Referring to Secretary of State Hillary Clinton's meeting with Indian Foreign Secretary Nirupama Rao here Friday in preparation for Obama's visit, he said "they discussed the wide range of issues that are integral to our strategic partnership" but gave no details.

Meanwhile, America's second top diplomat has said the strategic bilateral dialogue that the US is having with India would be very much on display during Obama's visit to India in early November.

"It is important also to stress the enhanced strategic dialogue that we now have with India, which has taken place on two rounds and which will be very much on display when the president visits India in a few months time," US Deputy Secretary of State James Steinberg said in a speech Monday.

Friday's Clinton-Rao meeting was intended to "show the breadth of that relationship and the increasing importance that we attach to that comprehensive partnership, as we call it", he said in his speech on "Impact of US-China Relations in Asia".

The US recognises the new emerging nations would be an important part of the international stage, he said.

"They represent a significant enhancement of the capacity of the international community to meet the kinds of challenges that we're talking about. We don't see their rise as a zero-sum game that necessarily diminishes US interests or inevitably leads to a rivalry or competition, but we recognise that there are risks in that direction," he said.

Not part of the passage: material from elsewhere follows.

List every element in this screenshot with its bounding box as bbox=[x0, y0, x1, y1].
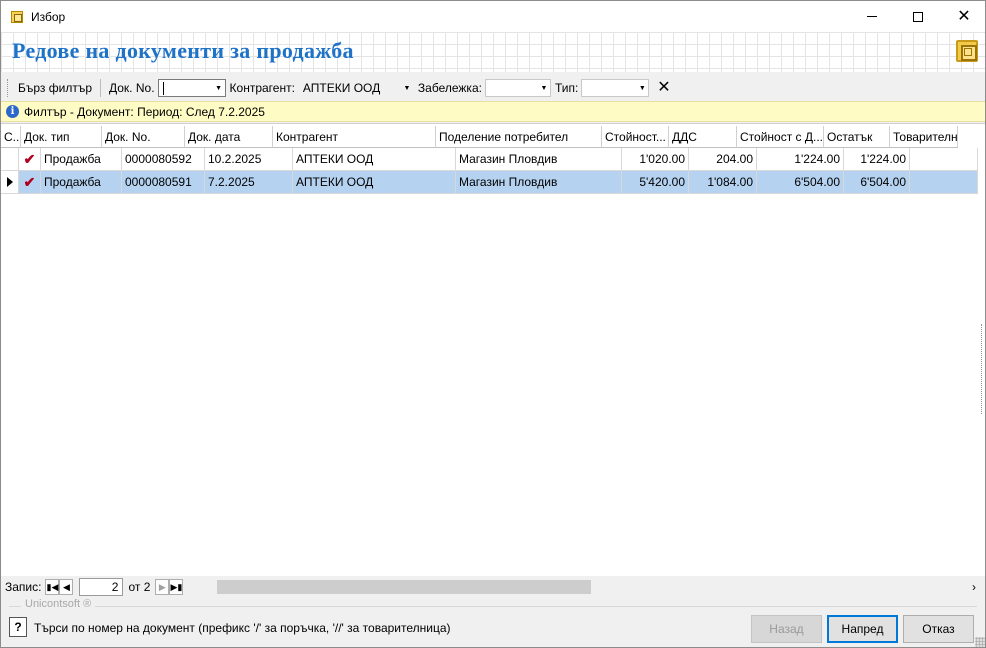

Therefore, the US has to work hard not just with China and India and Russia, but also some of the other critical emerging powers like Indonesia, he said.

"And that's why we focused very much during this administration on strengthening dialogue between these partners, because we recognise that in order to get the positive-sum benefits and enhance the prospect of a good result over time, we need to deepen dialogue," Steinberg argued.

"The more America embeds its relationships in these, the more confidence it gives to others that its enhanced relationship with key powers like India and China or Russia will not come at the expense of smaller powers," he said.